Nachdem er mit zwei anderen Personen am 13. Oktober 2017 in Nigeria entführt worden war, auf dem Weg nach Benin City, wo die Bischöfe des Landes die Weihe Nigerias an die Gottesmutter vornahmen, beteuert P. Maurizio Pallù in einem Interview mit Radio Vatikan, dass die Muttergottes bei ihrer Befreiung eingegriffen habe. Der 63jährige italienische Priester, ein Missionar aus der Diözese Rom, und seine Gefährten wurden am 17. Oktober befreit.

Seit drei Jahren ist er verantwortlich für den neokatechumenalen Weg in Nigeria und wurde 2016 schon einmal für einige Stunden entführt. Er bemerkt, dass es damals auch am Tag der Muttergottes von Fatima, einem 13. Oktober, gewesen sei… Jedes Mal war die Gefangenschaft dank Maria nur kurz, beglückwünscht er sich selbst.

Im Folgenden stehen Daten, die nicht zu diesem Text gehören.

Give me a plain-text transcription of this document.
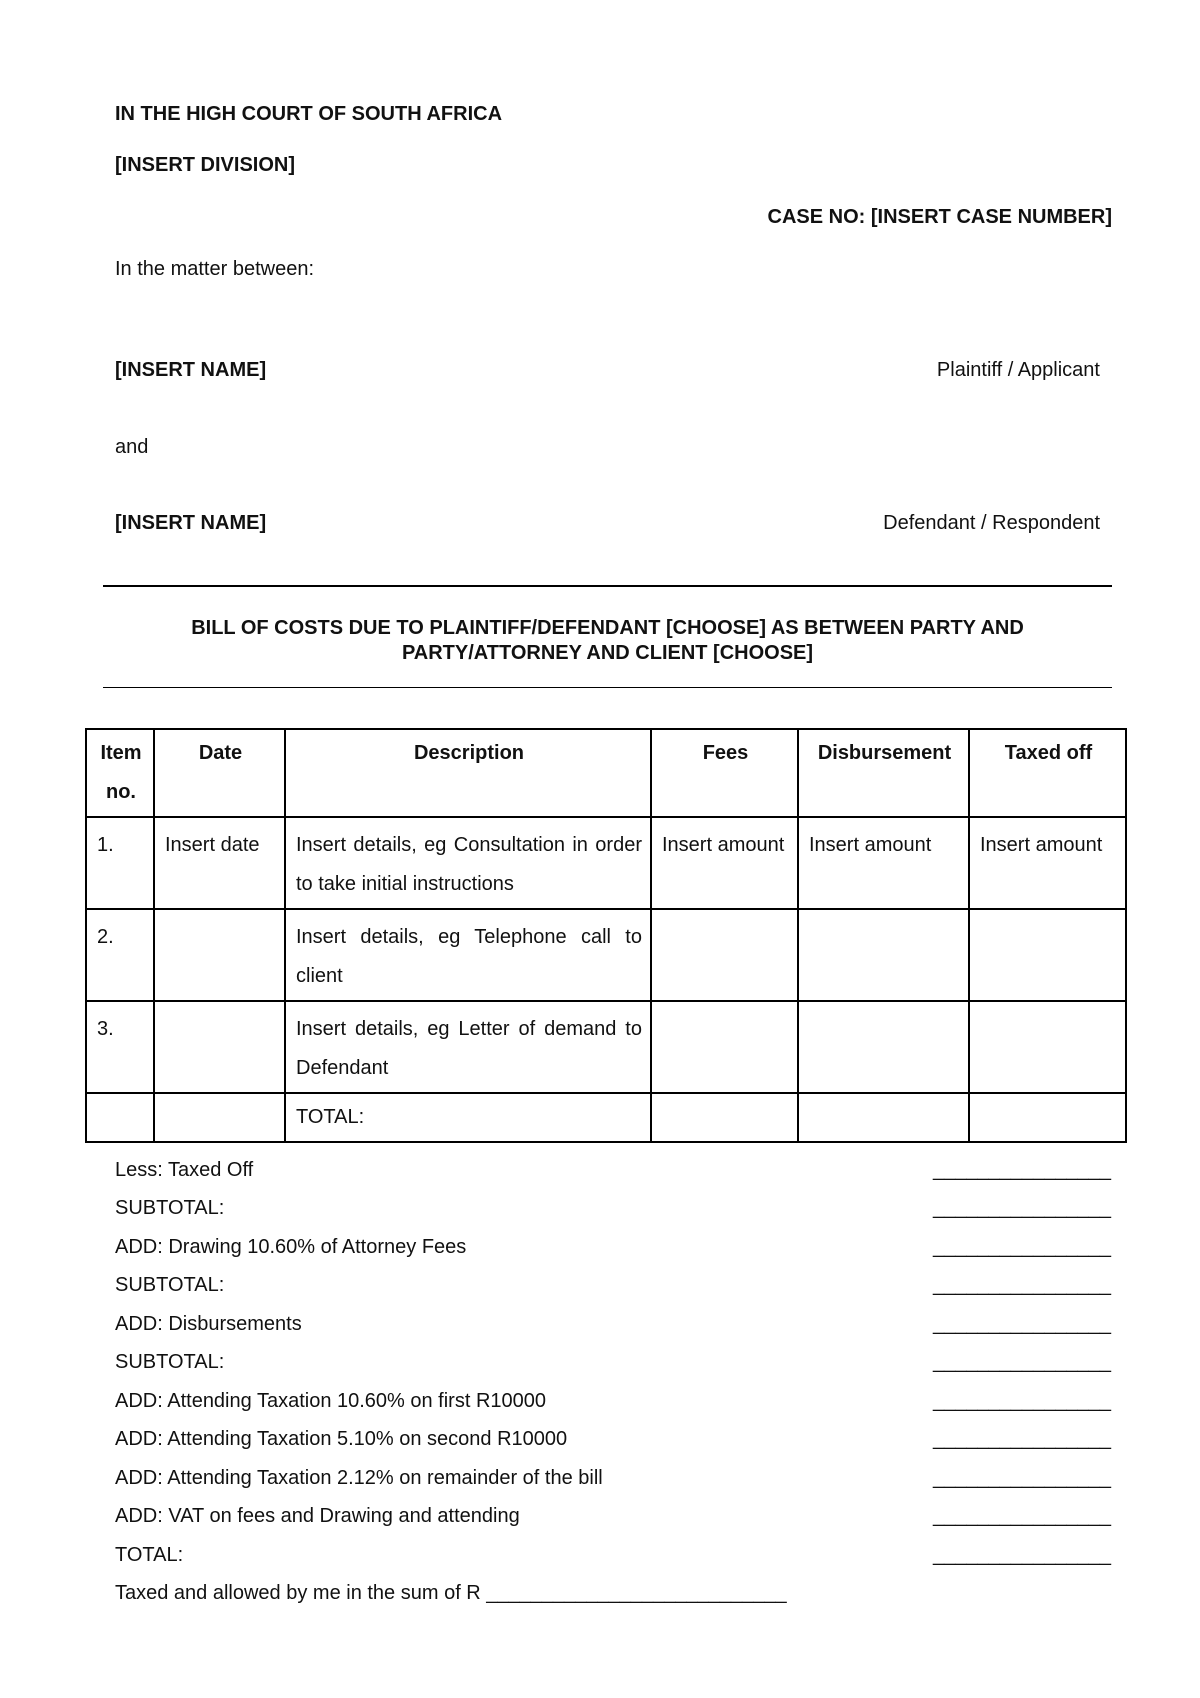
IN THE HIGH COURT OF SOUTH AFRICA
[INSERT DIVISION]
CASE NO: [INSERT CASE NUMBER]
In the matter between:
[INSERT NAME]	Plaintiff / Applicant
and
[INSERT NAME]	Defendant / Respondent
BILL OF COSTS DUE TO PLAINTIFF/DEFENDANT [CHOOSE] AS BETWEEN PARTY AND
PARTY/ATTORNEY AND CLIENT [CHOOSE]
Item
no.	Date	Description	Fees	Disbursement	Taxed off
1.	Insert date	Insert details, eg Consultation in order to take initial instructions	Insert amount	Insert amount	Insert amount
2.		Insert details, eg Telephone call to client			
3.		Insert details, eg Letter of demand to Defendant			
		TOTAL:			
Less: Taxed Off	________________
SUBTOTAL:	________________
ADD: Drawing 10.60% of Attorney Fees	________________
SUBTOTAL:	________________
ADD: Disbursements	________________
SUBTOTAL:	________________
ADD: Attending Taxation 10.60% on first R10000	________________
ADD: Attending Taxation 5.10% on second R10000	________________
ADD: Attending Taxation 2.12% on remainder of the bill	________________
ADD: VAT on fees and Drawing and attending	________________
TOTAL:	________________
Taxed and allowed by me in the sum of R ___________________________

Dieses Mal, so P. Pallù, habe er „die Bestätigung, dass die Madonna und alle Heiligen“ sie aus dieser Lage herausgeholt hätten. „Ich hatte Angst, aber ich spürte den Beistand der Gottesmutter“, freut er sich. „Der Herr hat die Herzen unserer Entführer erweicht“, sagt er.

Gott hat große Pläne für dieses Land, in dem der Teufel wütet, meint er noch, und bekräftigt, dass in Nigeria wie in anderen Ländern, „der Teufel Millionen von Menschen versklavt, dank Lüge, Niederträchtigkeit und Korruption“.